Take, for example, one of the network’s biggest stars, Sean Hannity, who ventured well outside the bounds of journalistic norms when he appeared with Trump at a campaign event in 2018. (Fox Brass, usually tolerant of their stars’ excesses, went so far as to chide him.)
Hannity, who has said he is not a journalist, has played the role of a Trump insider — even an informal adviser to Republican officials. Remember his January 2021 text message to former Chief of Staff Mark Meadows and Republican Congressman Jim Jordan: “Guys, we have a clear path to landing the plane in 9 days,” apparently referring to telling Trump off persuade him to end his presidency peacefully before Inauguration Day.
“When Hannity advised the President on the ongoing insurgency, he did so not as a journalist, but as an ally, confederate, teammate, and not as an arbiter or observer,” famous first amendment attorney Floyd Abrams told me last year, characterizing him as “not.” -journalistic behavior, actually almost the exact opposite of journalistic behavior”.
And given Fox’s clear reliance on the landmark Times v. Sullivan press rights case, Why haven’t his journalists quizzed their new heartthrob, Florida Gov. Ron DeSantis about his newsworthy desire to weaken the journalistic protections he offers?
DeSantis wants the courts to reconsider Times v. Sullivan, but somehow that doesn’t catch the attention of Fox News interviewers. According to a Media Matters for America database, his alarming views on the landmark decision that set a higher bar for defamation lawsuits involving public figures have not provoked a single challenge in his 12 Fox appearances this year.
Initially, Fox even banned his own Howard Kurtz, who hosts a weekly news media show, from covering the Dominion case. After Kurtz publicly voiced his opposition to the ban on his behalf, followed by plenty of outside criticism, bosses relented last weekend long enough for him to discuss the case, calling it a test of the First Amendment.
Meanwhile, Fox presenters have been telling their complaint-hungry audiences to despise journalists for years. (Admittedly, over the years Fox has sometimes filed briefs as a “friend of the court” in support of other media outlets.)
Rants against the media are a mainstay for figures like Laura Ingraham, who weaves derogatory phrases like “left media hacks” and “regime media” into her segments.
But it took Tucker Carlson — the face of Fox News — to go further in a 2021 interview, calling mainstream journalists “creeping animals who don’t deserve respect.”
“It just makes me sick. I really hate them,” said Carlson, who has more recently been busy portraying the violent Jan. 6, 2021 uprising as a largely peaceful protest or even a friendly tourist visit.

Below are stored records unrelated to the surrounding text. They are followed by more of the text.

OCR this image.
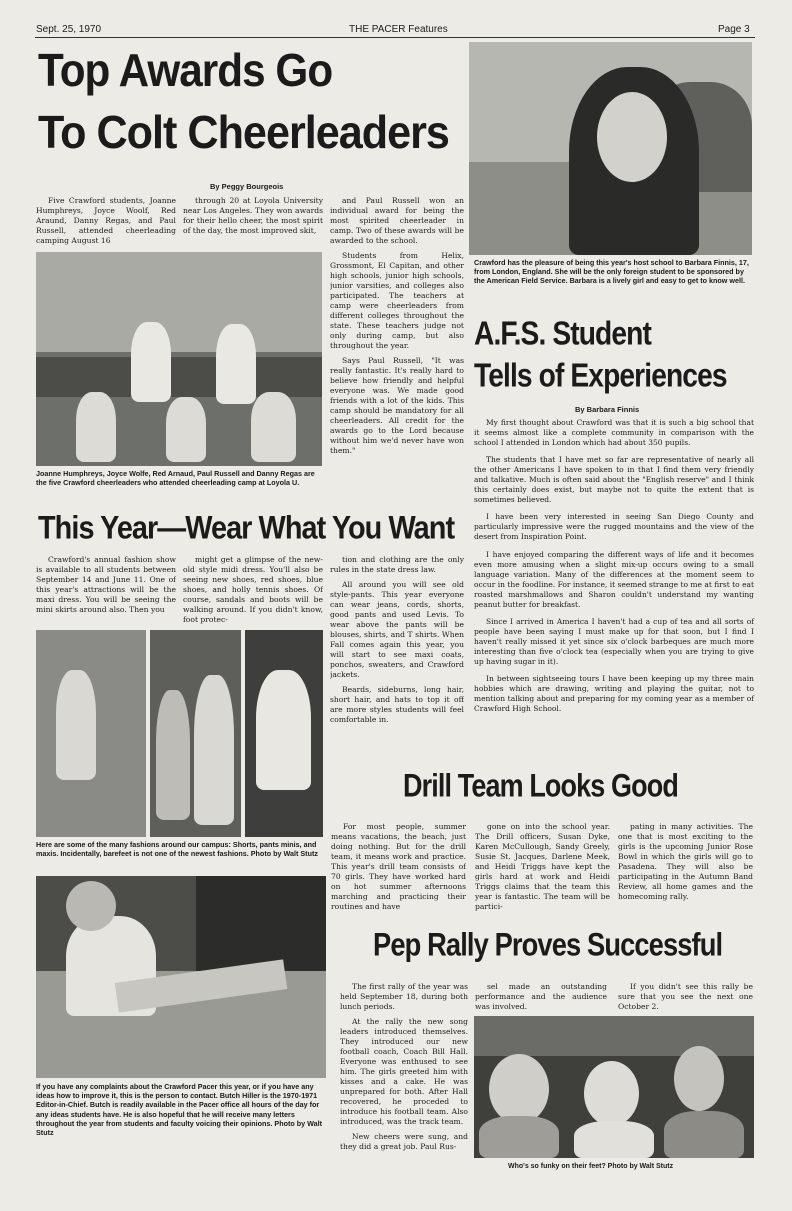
Sept. 25, 1970	THE PACER Features	Page 3
Top Awards Go
To Colt Cheerleaders
By Peggy Bourgeois

Five Crawford students, Joanne Humphreys, Joyce Woolf, Red Araund, Danny Regas, and Paul Russell, attended cheerleading camping August 16

through 20 at Loyola University near Los Angeles. They won awards for their hello cheer, the most spirit of the day, the most improved skit,

and Paul Russell won an individual award for being the most spirited cheerleader in camp. Two of these awards will be awarded to the school.

Students from Helix, Grossmont, El Capitan, and other high schools, junior high schools, junior varsities, and colleges also participated. The teachers at camp were cheerleaders from different colleges throughout the state. These teachers judge not only during camp, but also throughout the year.

Says Paul Russell, "It was really fantastic. It's really hard to believe how friendly and helpful everyone was. We made good friends with a lot of the kids. This camp should be mandatory for all cheerleaders. All credit for the awards go to the Lord because without him we'd never have won them."

Joanne Humphreys, Joyce Wolfe, Red Arnaud, Paul Russell and Danny Regas are the five Crawford cheerleaders who attended cheerleading camp at Loyola U.
Crawford has the pleasure of being this year's host school to Barbara Finnis, 17, from London, England. She will be the only foreign student to be sponsored by the American Field Service. Barbara is a lively girl and easy to get to know well.
A.F.S. Student
Tells of Experiences
By Barbara Finnis

My first thought about Crawford was that it is such a big school that it seems almost like a complete community in comparison with the school I attended in London which had about 350 pupils.

The students that I have met so far are representative of nearly all the other Americans I have spoken to in that I find them very friendly and talkative. Much is often said about the "English reserve" and I think this certainly does exist, but maybe not to quite the extent that is sometimes believed.

I have been very interested in seeing San Diego County and particularly impressive were the rugged mountains and the view of the desert from Inspiration Point.

I have enjoyed comparing the different ways of life and it becomes even more amusing when a slight mix-up occurs owing to a small language variation. Many of the differences at the moment seem to occur in the foodline. For instance, it seemed strange to me at first to eat roasted marshmallows and Sharon couldn't understand my wanting peanut butter for breakfast.

Since I arrived in America I haven't had a cup of tea and all sorts of people have been saying I must make up for that soon, but I find I haven't really missed it yet since six o'clock barbeques are much more interesting than five o'clock tea (especially when you are trying to give up having sugar in it).

In between sightseeing tours I have been keeping up my three main hobbies which are drawing, writing and playing the guitar, not to mention talking about and preparing for my coming year as a member of Crawford High School.

This Year—Wear What You Want

Crawford's annual fashion show is available to all students between September 14 and June 11. One of this year's attractions will be the maxi dress. You will be seeing the mini skirts around also. Then you

might get a glimpse of the new-old style midi dress. You'll also be seeing new shoes, red shoes, blue shoes, and holly tennis shoes. Of course, sandals and boots will be walking around. If you didn't know, foot protec-

tion and clothing are the only rules in the state dress law.

All around you will see old style-pants. This year everyone can wear jeans, cords, shorts, good pants and used Levis. To wear above the pants will be blouses, shirts, and T shirts. When Fall comes again this year, you will start to see maxi coats, ponchos, sweaters, and Crawford jackets.

Beards, sideburns, long hair, short hair, and hats to top it off are more styles students will feel comfortable in.

Here are some of the many fashions around our campus: Shorts, pants minis, and maxis. Incidentally, barefeet is not one of the newest fashions. Photo by Walt Stutz
Drill Team Looks Good

For most people, summer means vacations, the beach, just doing nothing. But for the drill team, it means work and practice. This year's drill team consists of 70 girls. They have worked hard on hot summer afternoons marching and practicing their routines and have

gone on into the school year. The Drill officers, Susan Dyke, Karen McCullough, Sandy Greely, Susie St. Jacques, Darlene Meek, and Heidi Triggs have kept the girls hard at work and Heidi Triggs claims that the team this year is fantastic. The team will be partici-

pating in many activities. The one that is most exciting to the girls is the upcoming Junior Rose Bowl in which the girls will go to Pasadena. They will also be participating in the Autumn Band Review, all home games and the homecoming rally.

If you have any complaints about the Crawford Pacer this year, or if you have any ideas how to improve it, this is the person to contact. Butch Hiller is the 1970-1971 Editor-in-Chief. Butch is readily available in the Pacer office all hours of the day for any ideas students have. He is also hopeful that he will receive many letters throughout the year from students and faculty voicing their opinions. Photo by Walt Stutz
Pep Rally Proves Successful

The first rally of the year was held September 18, during both lunch periods.

At the rally the new song leaders introduced themselves. They introduced our new football coach, Coach Bill Hall. Everyone was enthused to see him. The girls greeted him with kisses and a cake. He was unprepared for both. After Hall recovered, he proceded to introduce his football team. Also introduced, was the track team.

New cheers were sung, and they did a great job. Paul Rus-

sel made an outstanding performance and the audience was involved.

If you didn't see this rally be sure that you see the next one October 2.

Who's so funky on their feet? Photo by Walt Stutz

Yet when it comes time to defend the network’s for-profit willingness to spread lies, Fox News is somehow eager to claim solidarity with these supposedly despicable cowards. Well, you see, it’s all about journalists standing arm in arm for the foundations of American democracy.
I’m all for press rights and for them to be widely applied. But somehow I don’t think this was what the founders had in mind.
Fox News doesn’t deserve the second word in its name.